There are some neat tricks shown - though the implementation of those tricks is not shown on the specific page; I assume (without having verified it) that the information for getenvaddr program is available.
The abo3.c code can be written as:
#include <stdio.h>
#include <stdlib.h>
#include <string.h>
int main(int argc, char **argv)
{
void (*fn)(char*) = (void(*)(char*))system;
char buf[256];
fn = (void(*)(char*))puts;
strcpy(buf, argv[1]);
fn(argv[2]);
exit(1);
}
Now it compiles with only one warning with the fussy compilation options I originally used - and that's the accurate warning that 'argc' is not used. It is just as exploitable as the original; it is 'better' code though because it compiles cleanly. The indirections were unnecessary mystique, not a crucial part of making the code exploitable.

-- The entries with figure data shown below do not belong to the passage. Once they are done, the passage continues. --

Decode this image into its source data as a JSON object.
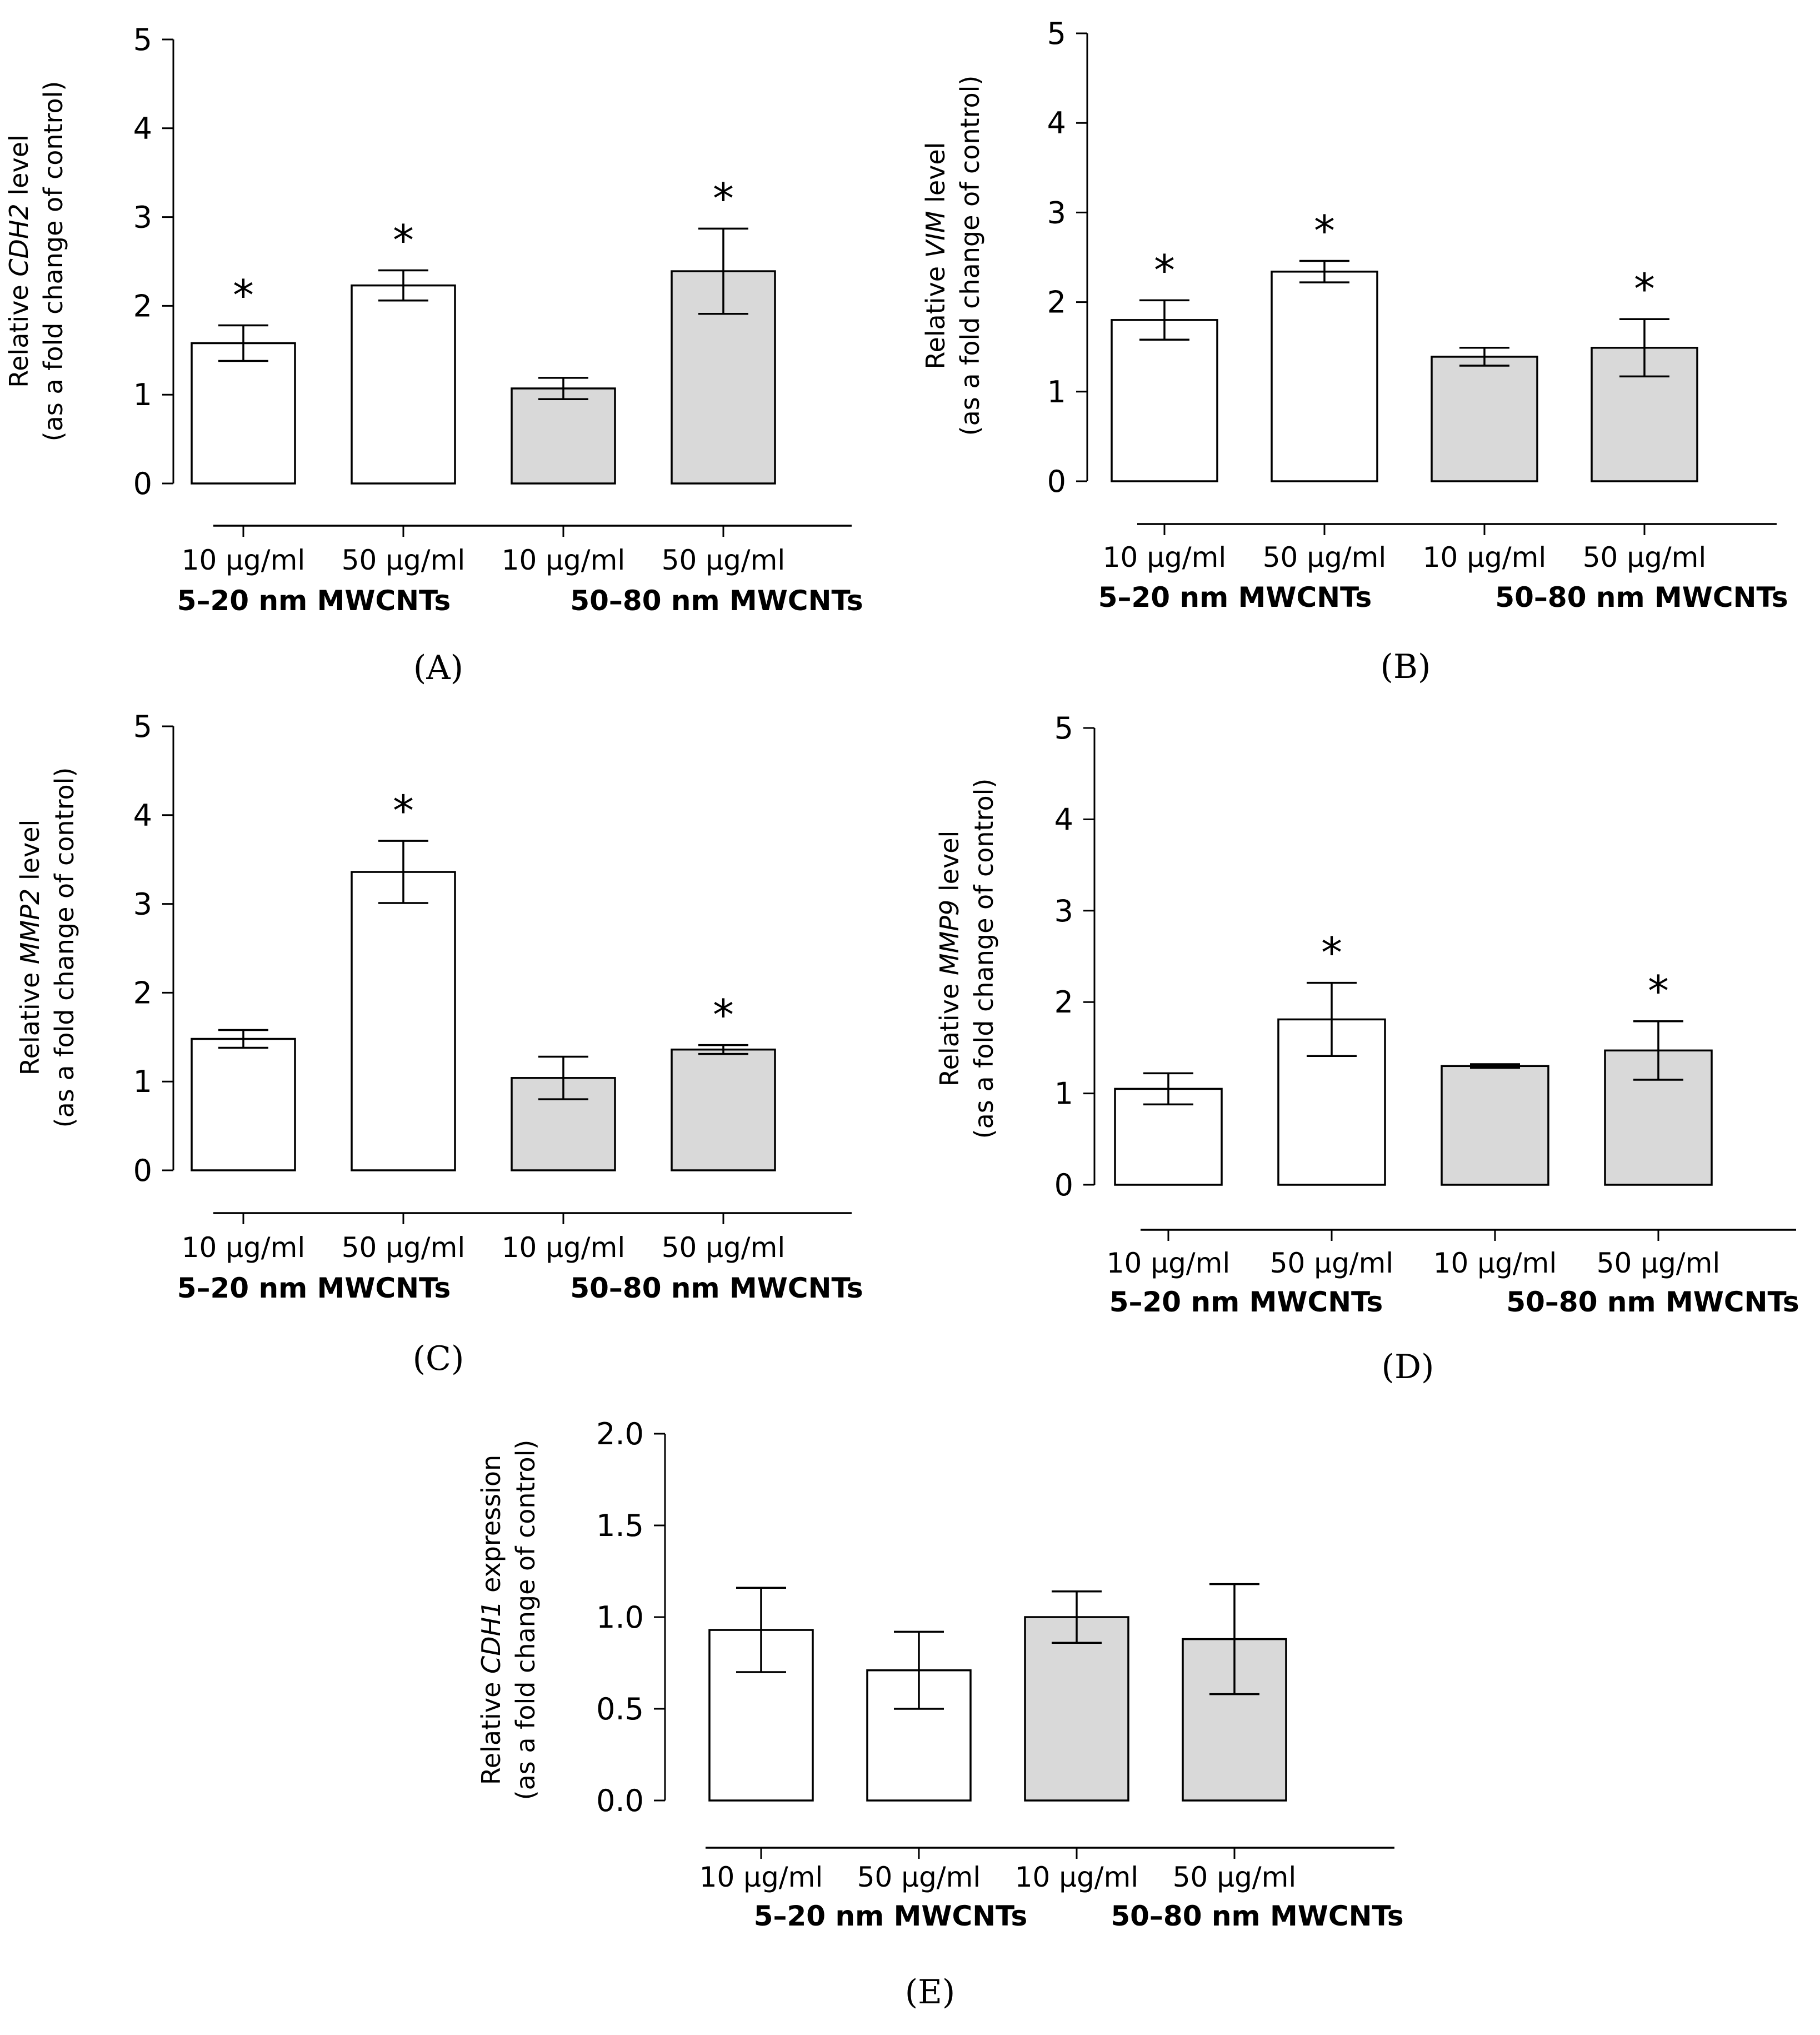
{
  "colors": {
    "white_bar": "#ffffff",
    "grey_bar": "#d9d9d9",
    "ink": "#000000"
  },
  "chart_data": [
    {
      "id": "A",
      "type": "bar",
      "panel_label": "(A)",
      "ylabel_pre": "Relative ",
      "gene": "CDH2",
      "ylabel_post": " level",
      "ylabel_line2": "(as a fold change of control)",
      "ylim": [
        0,
        5
      ],
      "yticks": [
        "0",
        "1",
        "2",
        "3",
        "4",
        "5"
      ],
      "categories": [
        "10 μg/ml",
        "50 μg/ml",
        "10 μg/ml",
        "50 μg/ml"
      ],
      "groups": [
        "5–20 nm MWCNTs",
        "50–80 nm MWCNTs"
      ],
      "values": [
        1.58,
        2.23,
        1.07,
        2.39
      ],
      "errors": [
        0.2,
        0.17,
        0.12,
        0.48
      ],
      "significance": [
        "*",
        "*",
        "",
        "*"
      ]
    },
    {
      "id": "B",
      "type": "bar",
      "panel_label": "(B)",
      "ylabel_pre": "Relative ",
      "gene": "VIM",
      "ylabel_post": " level",
      "ylabel_line2": "(as a fold change of control)",
      "ylim": [
        0,
        5
      ],
      "yticks": [
        "0",
        "1",
        "2",
        "3",
        "4",
        "5"
      ],
      "categories": [
        "10 μg/ml",
        "50 μg/ml",
        "10 μg/ml",
        "50 μg/ml"
      ],
      "groups": [
        "5–20 nm MWCNTs",
        "50–80 nm MWCNTs"
      ],
      "values": [
        1.8,
        2.34,
        1.39,
        1.49
      ],
      "errors": [
        0.22,
        0.12,
        0.1,
        0.32
      ],
      "significance": [
        "*",
        "*",
        "",
        "*"
      ]
    },
    {
      "id": "C",
      "type": "bar",
      "panel_label": "(C)",
      "ylabel_pre": "Relative ",
      "gene": "MMP2",
      "ylabel_post": " level",
      "ylabel_line2": "(as a fold change of control)",
      "ylim": [
        0,
        5
      ],
      "yticks": [
        "0",
        "1",
        "2",
        "3",
        "4",
        "5"
      ],
      "categories": [
        "10 μg/ml",
        "50 μg/ml",
        "10 μg/ml",
        "50 μg/ml"
      ],
      "groups": [
        "5–20 nm MWCNTs",
        "50–80 nm MWCNTs"
      ],
      "values": [
        1.48,
        3.36,
        1.04,
        1.36
      ],
      "errors": [
        0.1,
        0.35,
        0.24,
        0.05
      ],
      "significance": [
        "",
        "*",
        "",
        "*"
      ]
    },
    {
      "id": "D",
      "type": "bar",
      "panel_label": "(D)",
      "ylabel_pre": "Relative ",
      "gene": "MMP9",
      "ylabel_post": " level",
      "ylabel_line2": "(as a fold change of control)",
      "ylim": [
        0,
        5
      ],
      "yticks": [
        "0",
        "1",
        "2",
        "3",
        "4",
        "5"
      ],
      "categories": [
        "10 μg/ml",
        "50 μg/ml",
        "10 μg/ml",
        "50 μg/ml"
      ],
      "groups": [
        "5–20 nm MWCNTs",
        "50–80 nm MWCNTs"
      ],
      "values": [
        1.05,
        1.81,
        1.3,
        1.47
      ],
      "errors": [
        0.17,
        0.4,
        0.02,
        0.32
      ],
      "significance": [
        "",
        "*",
        "",
        "*"
      ]
    },
    {
      "id": "E",
      "type": "bar",
      "panel_label": "(E)",
      "ylabel_pre": "Relative ",
      "gene": "CDH1",
      "ylabel_post": " expression",
      "ylabel_line2": "(as a fold change of control)",
      "ylim": [
        0,
        2
      ],
      "yticks": [
        "0.0",
        "0.5",
        "1.0",
        "1.5",
        "2.0"
      ],
      "categories": [
        "10 μg/ml",
        "50 μg/ml",
        "10 μg/ml",
        "50 μg/ml"
      ],
      "groups": [
        "5–20 nm MWCNTs",
        "50–80 nm MWCNTs"
      ],
      "values": [
        0.93,
        0.71,
        1.0,
        0.88
      ],
      "errors": [
        0.23,
        0.21,
        0.14,
        0.3
      ],
      "significance": [
        "",
        "",
        "",
        ""
      ]
    }
  ]
}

Both system and puts normally return int. The code is casting them to a pointer that returns void, presumably because they want to ignore whatever value is returned. This should be equivalent to using (void)fn(argc[2]); as the penultimate line if the cast didn't change the return type. Casting away the return type is sometimes done for callback functions, and this code snippet seems to be a simplistic example of a callback.
Why the cast for system if it is never used is beyond me. I'm assuming that there's more code that isn't shown here.